Greycoats

Sample this concert
  1. 1Welcome to Daytrotter00:02
  2. 2Prometheus Glow03:47
  3. 3Hideaway03:52
  4. 4The Lions And The Swans04:03
  5. 5Leviathan05:00
Greycoats Jan 23, 2013
Liner Notes

Everything passes, when it passes and no sooner than that. It will work its way through your system or some other system and, before too long, you'll be relatively remade, back to your normal state. There might be some chips in your paint and you might feel a little worse for the wear than you felt before you were stricken, but you're rather resourceful and you'll bounce back surprisingly quickly with some tender loving care and enough time to wipe the memory clear. Panic attacks and sicknesses all come on like storms and then leave just as abruptly, even if it feels like they linger longer than they ever should. You can feel as if you're looking into the eye and the teeth of these storms for longer than you'd ever like, but in the grand scheme of things, they are brief lapses in general health and wellbeing. They just feel like real sons of bitches when they're around.

The way that Minneapolis band Greycoats tackles the sentiment is through a combination of stubborn optimism and this feeling that there are going to be bitter disappointments and pocketed demons that are never going to be chased. There's this big and bold feeling that flawed man will prevail, in some form, in songs like "Leviathan," or that man will get what's to come to him, in a song like "The Lions and the Swans." He still might prevail. Lead singer Jon Reine sings that, "History belongs to the lions and the swans," and what we take from that is that there are always two versions of history - the one that's written by the defeated and the one that's written by the victors.

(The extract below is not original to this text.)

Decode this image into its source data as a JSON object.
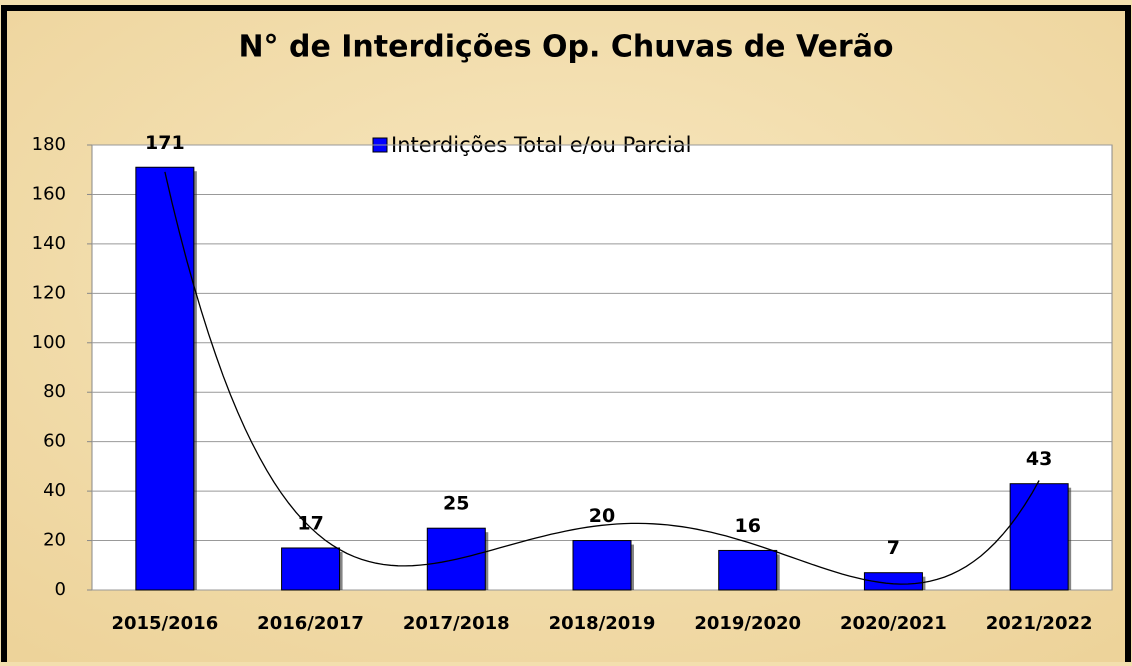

It's this hint at an imperfect reflection, where time has come and time has rumbled its way across the land and all of the people in its way, and it's left behind its prints, to be considered and either committed to memory or tossed into the fire. Reine, keyboardist Titus Decker, drummer Mike Smith and bassist Matt Patrick seem to resist the lions and the jagged rocks, mostly, looking at crossing the "great divide." There are sleepless nights and there are days without like, but Reine sings, "We won't stop til we reach the milk and honey on the mountaintop."